Speculation is high that DeKalb School Chief Cheryl Atkinson is stepping down.
Dr. Atkinson called me yesterday to set the record straight on her reaction to the Ralph Taylor plagiarism case, saying that she never attempted to protect him. Her only concern, she said, was ascertaining that he could be held accountable for actions that occurred while he was a consultant and not an employee of the district.
She explained that she has been dealing with her father’s illness and death, so she had let staff handle the media communications about the Taylor controversy.
Then, I asked her the question of the hour: Is she leaving her job at DeKalb after 16 months?
“I can’t say anything about that,” she told me.
This is not the first rumor that Atkinson was resigning. The earlier reports turned out to be false.
But I was surprised that Atkinson did not respond to my question with the standard issue, “I am not going anywhere. I am committed to the children of DeKalb County.”
It made me wonder.
Folks are telling me that it’s Atkinson’s choice to leave and that the school board was surprised. The delay in announcing her resignation, they say, is due to finding an interim school chief.

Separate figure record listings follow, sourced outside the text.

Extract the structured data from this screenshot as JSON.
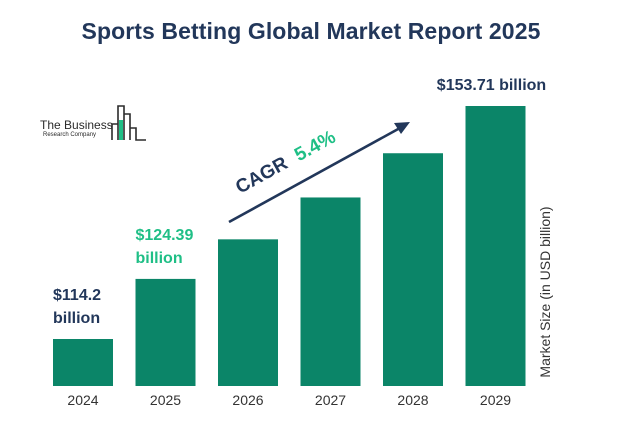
{
  "title": "Sports Betting Global Market Report 2025",
  "logo": {
    "name": "The Business",
    "subtitle": "Research Company"
  },
  "colors": {
    "bar": "#0b8568",
    "title": "#22375a",
    "callout_dark": "#22375a",
    "callout_green": "#1fbf86",
    "axis_text": "#333333"
  },
  "chart_data": {
    "type": "bar",
    "categories": [
      "2024",
      "2025",
      "2026",
      "2027",
      "2028",
      "2029"
    ],
    "values": [
      114.2,
      124.39,
      131.1,
      138.2,
      145.7,
      153.71
    ],
    "ylabel": "Market Size (in USD billion)",
    "ylim": [
      0,
      160
    ],
    "grid": false,
    "annotations": [
      {
        "category": "2024",
        "lines": [
          "$114.2",
          "billion"
        ],
        "color": "dark"
      },
      {
        "category": "2025",
        "lines": [
          "$124.39",
          "billion"
        ],
        "color": "green"
      },
      {
        "category": "2029",
        "lines": [
          "$153.71 billion"
        ],
        "color": "dark"
      }
    ],
    "cagr": {
      "label": "CAGR",
      "value": "5.4%"
    }
  }
}
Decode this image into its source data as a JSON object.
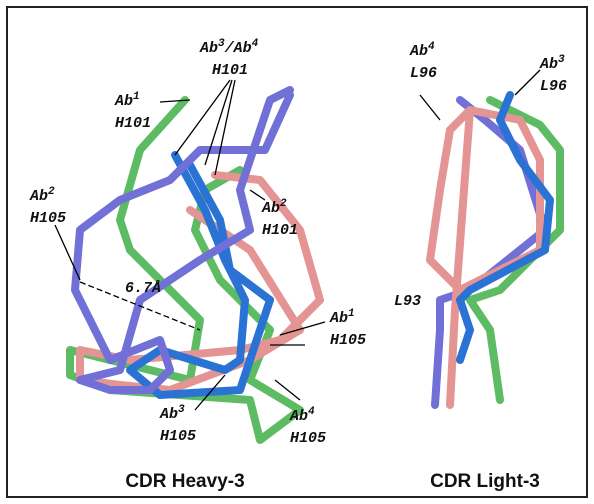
{
  "labels": [
    {
      "line1": [
        "Ab",
        "3",
        "/Ab",
        "4"
      ],
      "line2": "H101"
    },
    {
      "line1": [
        "Ab",
        "1"
      ],
      "line2": "H101"
    },
    {
      "line1": [
        "Ab",
        "2"
      ],
      "line2": "H105"
    },
    {
      "line1": [
        "Ab",
        "2"
      ],
      "line2": "H101"
    },
    {
      "line1": [
        "Ab",
        "1"
      ],
      "line2": "H105"
    },
    {
      "line1": [
        "Ab",
        "3"
      ],
      "line2": "H105"
    },
    {
      "line1": [
        "Ab",
        "4"
      ],
      "line2": "H105"
    },
    {
      "line1": [
        "Ab",
        "4"
      ],
      "line2": "L96"
    },
    {
      "line1": [
        "Ab",
        "3"
      ],
      "line2": "L96"
    }
  ],
  "distance": "6.7Å",
  "residue_l93": "L93",
  "captions": [
    "CDR Heavy-3",
    "CDR Light-3"
  ]
}
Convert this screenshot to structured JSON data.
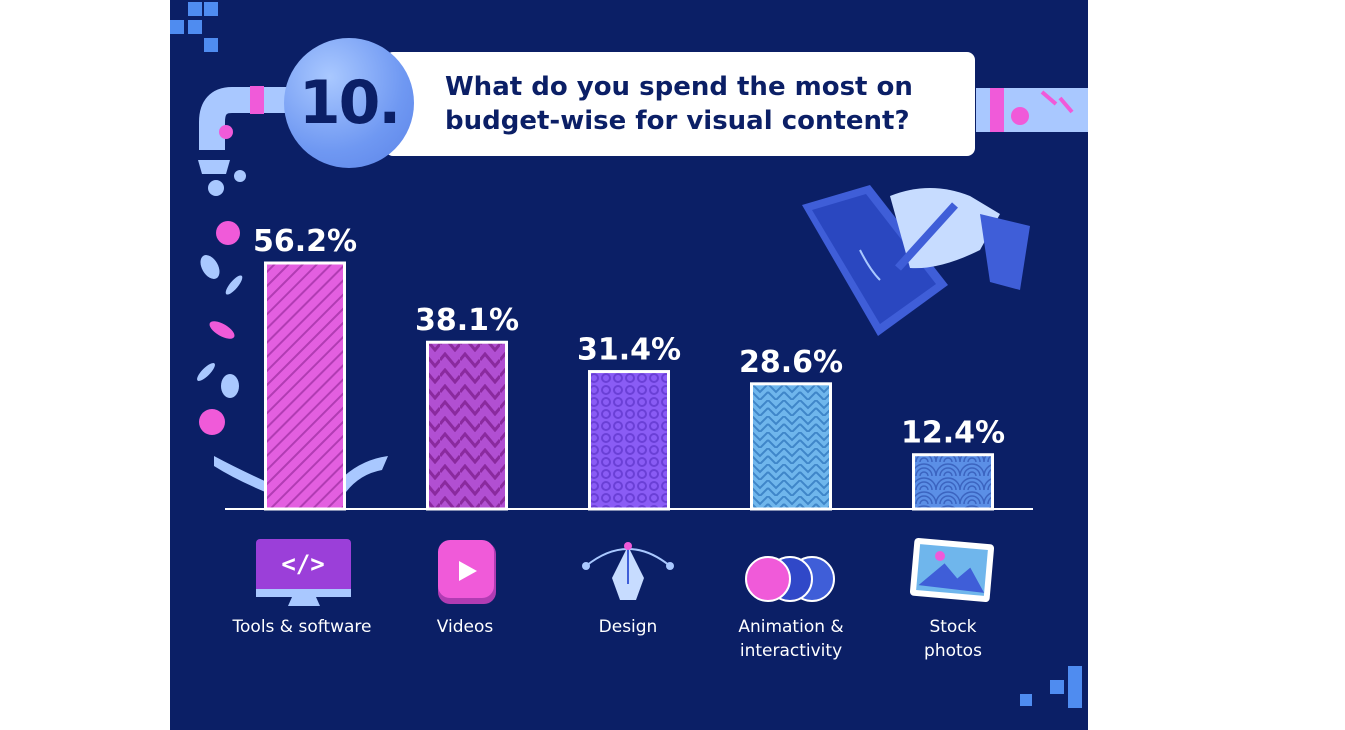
{
  "question": {
    "number": "10.",
    "title": "What do you spend the most on budget-wise for visual content?"
  },
  "chart_data": {
    "type": "bar",
    "categories": [
      "Tools & software",
      "Videos",
      "Design",
      "Animation & interactivity",
      "Stock photos"
    ],
    "values": [
      56.2,
      38.1,
      31.4,
      28.6,
      12.4
    ],
    "value_labels": [
      "56.2%",
      "38.1%",
      "31.4%",
      "28.6%",
      "12.4%"
    ],
    "ylim": [
      0,
      60
    ],
    "grid": false,
    "legend": "none",
    "bar_colors": [
      "#e35fe0",
      "#b14fd2",
      "#8a5cf5",
      "#6fb6ec",
      "#5b8fe6"
    ]
  },
  "colors": {
    "background": "#0b1f66",
    "accent_blue": "#6f98f2",
    "accent_pink": "#f05ad9"
  },
  "icons": [
    "code-monitor-icon",
    "video-play-icon",
    "pen-tool-icon",
    "overlapping-circles-icon",
    "photo-icon",
    "pipe-icon",
    "money-icon",
    "tablet-hand-icon"
  ]
}
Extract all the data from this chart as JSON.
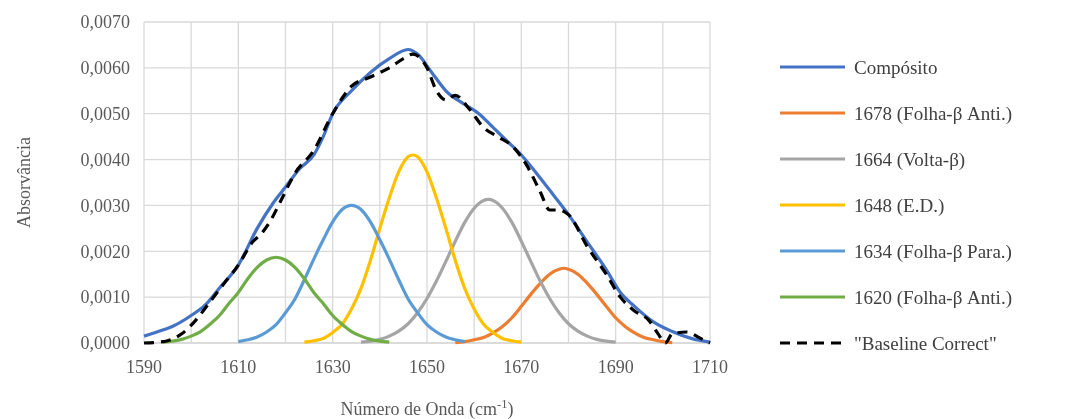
{
  "chart_data": {
    "type": "line",
    "xlabel": "Número de Onda (cm$^{-1}$)",
    "ylabel": "Absorvância",
    "xlim": [
      1590,
      1710
    ],
    "ylim": [
      0,
      0.007
    ],
    "xticks": [
      1590,
      {
        "value": 1600,
        "label": null
      },
      1610,
      {
        "value": 1620,
        "label": null
      },
      1630,
      {
        "value": 1640,
        "label": null
      },
      1650,
      {
        "value": 1660,
        "label": null
      },
      1670,
      {
        "value": 1680,
        "label": null
      },
      1690,
      {
        "value": 1700,
        "label": null
      },
      1710
    ],
    "yticks": [
      {
        "value": 0,
        "label": "0,0000"
      },
      {
        "value": 0.001,
        "label": "0,0010"
      },
      {
        "value": 0.002,
        "label": "0,0020"
      },
      {
        "value": 0.003,
        "label": "0,0030"
      },
      {
        "value": 0.004,
        "label": "0,0040"
      },
      {
        "value": 0.005,
        "label": "0,0050"
      },
      {
        "value": 0.006,
        "label": "0,0060"
      },
      {
        "value": 0.007,
        "label": "0,0070"
      }
    ],
    "grid": true,
    "legend": "right",
    "marker": "none",
    "series": [
      {
        "name": "Compósito",
        "color": "#4472c4",
        "x": [
          1590,
          1593,
          1596,
          1600,
          1603,
          1606,
          1610,
          1614,
          1617.5,
          1620,
          1623,
          1626,
          1628,
          1630,
          1634,
          1638,
          1642,
          1646,
          1648,
          1651,
          1654,
          1658,
          1661,
          1664,
          1667,
          1670,
          1674,
          1677,
          1680,
          1684,
          1688,
          1691,
          1694,
          1698,
          1702,
          1706,
          1710
        ],
        "values": [
          0.00015,
          0.00025,
          0.00036,
          0.0006,
          0.00083,
          0.0012,
          0.0017,
          0.0025,
          0.00307,
          0.0034,
          0.0038,
          0.0041,
          0.0045,
          0.005,
          0.0055,
          0.0059,
          0.0062,
          0.0064,
          0.0063,
          0.0059,
          0.0055,
          0.0052,
          0.005,
          0.0047,
          0.0044,
          0.0041,
          0.0036,
          0.0032,
          0.0028,
          0.0022,
          0.0016,
          0.0011,
          0.0008,
          0.00046,
          0.00025,
          0.0001,
          2e-05
        ]
      },
      {
        "name": "1678 (Folha-β Anti.)",
        "color": "#ed7d31",
        "x": [
          1656,
          1658,
          1660,
          1662,
          1664,
          1666,
          1668,
          1670,
          1672,
          1674,
          1676,
          1678,
          1679,
          1680,
          1682,
          1684,
          1686,
          1688,
          1690,
          1692,
          1694,
          1696,
          1698,
          1700,
          1702
        ],
        "values": [
          1e-05,
          3e-05,
          7e-05,
          0.00012,
          0.00022,
          0.00036,
          0.00055,
          0.0008,
          0.00106,
          0.0013,
          0.0015,
          0.00161,
          0.00163,
          0.00161,
          0.0015,
          0.0013,
          0.00106,
          0.0008,
          0.00055,
          0.00036,
          0.00022,
          0.00012,
          7e-05,
          3e-05,
          1e-05
        ]
      },
      {
        "name": "1664 (Volta-β)",
        "color": "#a5a5a5",
        "x": [
          1636,
          1638,
          1640,
          1642,
          1644,
          1646,
          1648,
          1650,
          1652,
          1654,
          1656,
          1658,
          1660,
          1662,
          1663,
          1664,
          1666,
          1668,
          1670,
          1672,
          1674,
          1676,
          1678,
          1680,
          1682,
          1684,
          1686,
          1688,
          1690
        ],
        "values": [
          2e-05,
          4e-05,
          8e-05,
          0.00015,
          0.00026,
          0.00042,
          0.00066,
          0.00097,
          0.00135,
          0.00178,
          0.00222,
          0.00263,
          0.00294,
          0.00311,
          0.00313,
          0.00311,
          0.00294,
          0.00263,
          0.00222,
          0.00178,
          0.00135,
          0.00097,
          0.00066,
          0.00042,
          0.00026,
          0.00015,
          8e-05,
          4e-05,
          2e-05
        ]
      },
      {
        "name": "1648 (E.D.)",
        "color": "#ffc000",
        "x": [
          1624,
          1626,
          1628,
          1630,
          1632,
          1634,
          1636,
          1638,
          1640,
          1642,
          1644,
          1646,
          1647,
          1648,
          1650,
          1652,
          1654,
          1656,
          1658,
          1660,
          1662,
          1664,
          1666,
          1668,
          1670
        ],
        "values": [
          2e-05,
          5e-05,
          0.0001,
          0.00023,
          0.00041,
          0.00074,
          0.00119,
          0.0018,
          0.0025,
          0.00316,
          0.00373,
          0.00406,
          0.0041,
          0.00406,
          0.00373,
          0.00316,
          0.0025,
          0.0018,
          0.00119,
          0.00074,
          0.00041,
          0.00023,
          0.0001,
          5e-05,
          2e-05
        ]
      },
      {
        "name": "1634 (Folha-β Para.)",
        "color": "#5b9bd5",
        "x": [
          1610,
          1612,
          1614,
          1616,
          1618,
          1620,
          1622,
          1624,
          1626,
          1628,
          1630,
          1632,
          1634,
          1636,
          1638,
          1640,
          1642,
          1644,
          1646,
          1648,
          1650,
          1652,
          1654,
          1656,
          1658
        ],
        "values": [
          3e-05,
          7e-05,
          0.00013,
          0.00024,
          0.0004,
          0.00066,
          0.00096,
          0.00138,
          0.00183,
          0.00225,
          0.00264,
          0.00291,
          0.003,
          0.00291,
          0.00264,
          0.00225,
          0.00183,
          0.00138,
          0.00096,
          0.00066,
          0.0004,
          0.00024,
          0.00013,
          7e-05,
          3e-05
        ]
      },
      {
        "name": "1620 (Folha-β Anti.)",
        "color": "#70ad47",
        "x": [
          1594,
          1596,
          1598,
          1600,
          1602,
          1604,
          1606,
          1608,
          1610,
          1612,
          1614,
          1616,
          1618,
          1620,
          1622,
          1624,
          1626,
          1628,
          1630,
          1632,
          1634,
          1636,
          1638,
          1640,
          1642
        ],
        "values": [
          2e-05,
          4e-05,
          8e-05,
          0.00015,
          0.00025,
          0.00041,
          0.0006,
          0.00086,
          0.0011,
          0.0014,
          0.00165,
          0.00181,
          0.00187,
          0.00181,
          0.00165,
          0.0014,
          0.0011,
          0.00086,
          0.0006,
          0.00041,
          0.00025,
          0.00015,
          8e-05,
          4e-05,
          2e-05
        ]
      },
      {
        "name": "\"Baseline Correct\"",
        "color": "#000000",
        "line_style": "dashed",
        "x": [
          1590,
          1592,
          1595,
          1598,
          1601,
          1604,
          1607,
          1610,
          1613,
          1615,
          1617,
          1619,
          1622,
          1626,
          1630,
          1634,
          1638,
          1642,
          1645,
          1647,
          1650,
          1652,
          1654,
          1656,
          1659,
          1662,
          1665,
          1668,
          1671,
          1674,
          1676,
          1678,
          1680,
          1684,
          1688,
          1691,
          1694,
          1697,
          1699,
          1700.5,
          1702,
          1705,
          1708,
          1710
        ],
        "values": [
          0,
          1e-05,
          5e-05,
          0.0002,
          0.0005,
          0.0009,
          0.0013,
          0.0017,
          0.0022,
          0.0024,
          0.0027,
          0.0031,
          0.0037,
          0.0042,
          0.005,
          0.0056,
          0.0058,
          0.006,
          0.0062,
          0.0063,
          0.006,
          0.0055,
          0.0053,
          0.0054,
          0.0051,
          0.0047,
          0.0045,
          0.0043,
          0.0039,
          0.0033,
          0.0029,
          0.0029,
          0.0028,
          0.0021,
          0.0015,
          0.001,
          0.0007,
          0.0005,
          0.0002,
          0,
          0.0002,
          0.00024,
          0.0001,
          0
        ]
      }
    ]
  }
}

The school board has met in executive session over a personnel issue this week, and meets again Monday, according to this announcement: “The DeKalb Board of Education will hold a called meeting at 1:00pm, Monday, February 4, 2013, in M-201 at the Robert R. Freeman Administrative Center at the DeKalb County School System’s Administrative & Instructional Complex, 1701 Mountain Industrial Boulevard, Stone Mountain. The called meeting will adjourn to executive session for the purpose of discussing legal and personnel matters.”
So, we shall see. I know that many of you believe Atkinson was in over her head, but I still wonder whether the never-ending crises — some real, some political — kept her from getting to the real challenges in the district. I wonder if she just wearied of the grind.
Before the allegations that I am being an apologist for her, let me point out a reality: DeKalb students are growing poorer. Poverty is a main factor in student achievement, whether in Finland or Stone Mountain or Tucker.
Many of Atkinson’s loudest critics hail from the more upper middle-class areas of the county, and have a different set of concerns about their schools.
But the main challenge in DeKalb remains how to educate children with fewer resources, both in the home and in the schools.
DeKalb is a school system in transition and needs strong leadership. I’ve no doubt that there would be a lot of folks seeking the DeKalb superintendent’s job. I can’t vouch for the caliber of folks who will apply, but many will.
I also wonder about the leadership vacuum if the school board is ousted by the governor. But I don’t see that occurring for many reasons. I would bet the school board stays in place for the time being.
No matter what happens, brace yourselves for a rough 2013 in DeKalb.